Venons à notre démonstration ; elle ne sera pas longue.

Jacques Bonhomme avait deux francs qu’il faisait gagner à deux ouvriers.

Mais voici qu’il imagine un arrangement de cordes et de poids qui abrège le travail de moitié.

Donc il obtient la même satisfaction, épargne un franc et congédie un ouvrier.

Il congédie un ouvrier ; c’est ce qu’on voit.

Et, ne voyant que cela, on dit : « Voilà comment la misère suit la civilisation, voilà comment la liberté est fatale à l’égalité. L’esprit humain a fait une conquête, et aussitôt un ouvrier est à jamais tombé dans le gouffre du paupérisme. Il se peut cependant que Jacques Bonhomme continue à faire travailler les deux ouvriers, mais il ne leur donnera plus que dix sous à chacun, car ils se feront concurrence entre eux et s’offriront au rabais. C’est ainsi que les riches deviennent toujours plus riches et les pauvres toujours plus pauvres.
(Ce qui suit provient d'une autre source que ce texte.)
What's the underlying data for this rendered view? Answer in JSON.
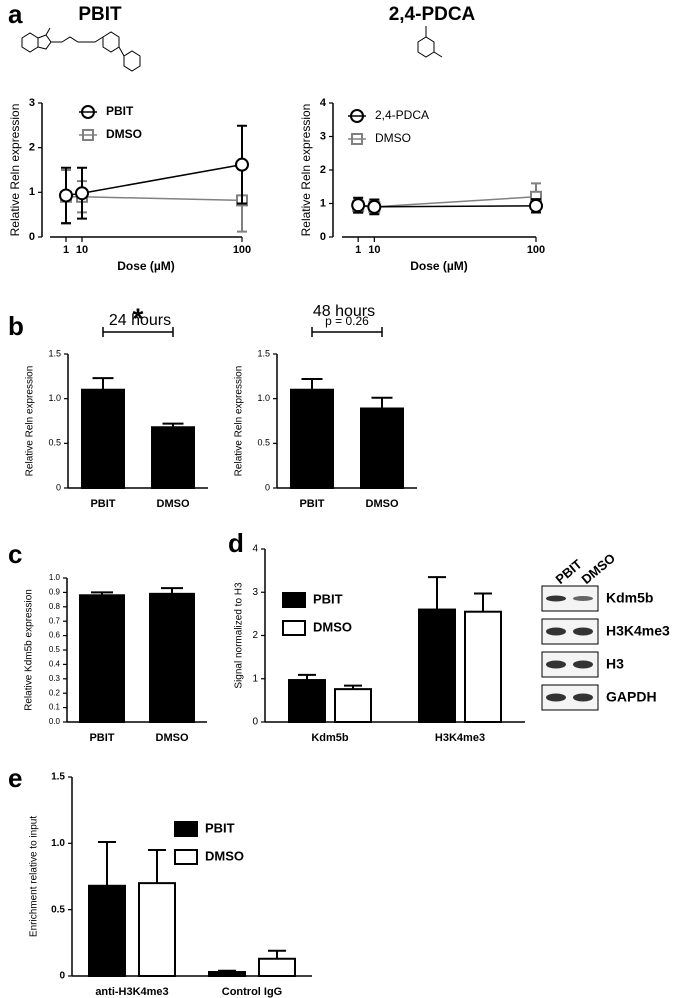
{
  "chart_data": [
    {
      "panel": "a",
      "type": "line",
      "title": "PBIT",
      "ylabel": "Relative Reln expression",
      "xlabel": "Dose (µM)",
      "x": [
        1,
        10,
        100
      ],
      "xlim": [
        -8,
        100
      ],
      "xticks": [
        1,
        10,
        100
      ],
      "ylim": [
        0,
        3
      ],
      "yticks": [
        0,
        1,
        2,
        3
      ],
      "series": [
        {
          "name": "PBIT",
          "color": "#000000",
          "marker": "circle",
          "values": [
            0.93,
            0.98,
            1.62
          ],
          "errors": [
            0.62,
            0.57,
            0.87
          ]
        },
        {
          "name": "DMSO",
          "color": "#808080",
          "marker": "square",
          "values": [
            0.9,
            0.9,
            0.82
          ],
          "errors": [
            0.6,
            0.35,
            0.7
          ]
        }
      ]
    },
    {
      "type": "line",
      "title": "2,4-PDCA",
      "ylabel": "Relative Reln expression",
      "xlabel": "Dose (µM)",
      "x": [
        1,
        10,
        100
      ],
      "xlim": [
        -8,
        100
      ],
      "xticks": [
        1,
        10,
        100
      ],
      "ylim": [
        0,
        4
      ],
      "yticks": [
        0,
        1,
        2,
        3,
        4
      ],
      "series": [
        {
          "name": "2,4-PDCA",
          "color": "#000000",
          "marker": "circle",
          "values": [
            0.95,
            0.9,
            0.93
          ],
          "errors": [
            0.22,
            0.22,
            0.2
          ]
        },
        {
          "name": "DMSO",
          "color": "#808080",
          "marker": "square",
          "values": [
            0.92,
            0.9,
            1.2
          ],
          "errors": [
            0.2,
            0.2,
            0.4
          ]
        }
      ]
    },
    {
      "panel": "b",
      "type": "bar",
      "title": "24 hours",
      "ylabel": "Relative Reln expression",
      "annotation": "*",
      "categories": [
        "PBIT",
        "DMSO"
      ],
      "ylim": [
        0,
        1.5
      ],
      "yticks": [
        0,
        0.5,
        {
          "value": 1,
          "label": "1.0"
        },
        {
          "value": 1.5,
          "label": "1.5"
        }
      ],
      "series": [
        {
          "color": "#000000",
          "values": [
            1.1,
            0.68
          ],
          "errors": [
            0.13,
            0.04
          ]
        }
      ]
    },
    {
      "type": "bar",
      "title": "48 hours",
      "ylabel": "Relative Reln expression",
      "annotation": "p = 0.26",
      "categories": [
        "PBIT",
        "DMSO"
      ],
      "ylim": [
        0,
        1.5
      ],
      "yticks": [
        0,
        0.5,
        {
          "value": 1,
          "label": "1.0"
        },
        {
          "value": 1.5,
          "label": "1.5"
        }
      ],
      "series": [
        {
          "color": "#000000",
          "values": [
            1.1,
            0.89
          ],
          "errors": [
            0.12,
            0.12
          ]
        }
      ]
    },
    {
      "panel": "c",
      "type": "bar",
      "ylabel": "Relative Kdm5b expression",
      "categories": [
        "PBIT",
        "DMSO"
      ],
      "ylim": [
        0,
        1
      ],
      "yticks": [
        {
          "value": 0,
          "label": "0.0"
        },
        0.1,
        0.2,
        0.3,
        0.4,
        0.5,
        0.6,
        0.7,
        0.8,
        0.9,
        {
          "value": 1,
          "label": "1.0"
        }
      ],
      "series": [
        {
          "color": "#000000",
          "values": [
            0.88,
            0.89
          ],
          "errors": [
            0.02,
            0.04
          ]
        }
      ]
    },
    {
      "panel": "d",
      "type": "bar",
      "ylabel": "Signal normalized to H3",
      "categories": [
        "Kdm5b",
        "H3K4me3"
      ],
      "ylim": [
        0,
        4
      ],
      "yticks": [
        0,
        1,
        2,
        3,
        4
      ],
      "series": [
        {
          "name": "PBIT",
          "color": "#000000",
          "values": [
            0.97,
            2.6
          ],
          "errors": [
            0.12,
            0.75
          ]
        },
        {
          "name": "DMSO",
          "color": "#ffffff",
          "values": [
            0.76,
            2.55
          ],
          "errors": [
            0.08,
            0.42
          ]
        }
      ],
      "blot": {
        "lanes": [
          "PBIT",
          "DMSO"
        ],
        "bands": [
          "Kdm5b",
          "H3K4me3",
          "H3",
          "GAPDH"
        ]
      }
    },
    {
      "panel": "e",
      "type": "bar",
      "ylabel": "Enrichment relative to input",
      "categories": [
        "anti-H3K4me3",
        "Control IgG"
      ],
      "ylim": [
        0,
        1.5
      ],
      "yticks": [
        0,
        0.5,
        {
          "value": 1,
          "label": "1.0"
        },
        {
          "value": 1.5,
          "label": "1.5"
        }
      ],
      "series": [
        {
          "name": "PBIT",
          "color": "#000000",
          "values": [
            0.68,
            0.03
          ],
          "errors": [
            0.33,
            0.01
          ]
        },
        {
          "name": "DMSO",
          "color": "#ffffff",
          "values": [
            0.7,
            0.13
          ],
          "errors": [
            0.25,
            0.06
          ]
        }
      ]
    }
  ]
}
Il faut refaire la société. »

Belle conclusion, et digne de l’exorde !

Heureusement, exorde et conclusion, tout cela est faux, parce que, derrière la moitié du phénomène qu’on voit, il y a l’autre moitié qu’on ne voit pas.

On ne voit pas le franc épargné par Jacques Bonhomme et les effets nécessaires de cette épargne.

Puisque, par suite de son invention, Jacques Bonhomme ne dépense plus qu’un franc en main-d’œuvre, à la poursuite d’une satisfaction déterminée, il lui reste un autre franc.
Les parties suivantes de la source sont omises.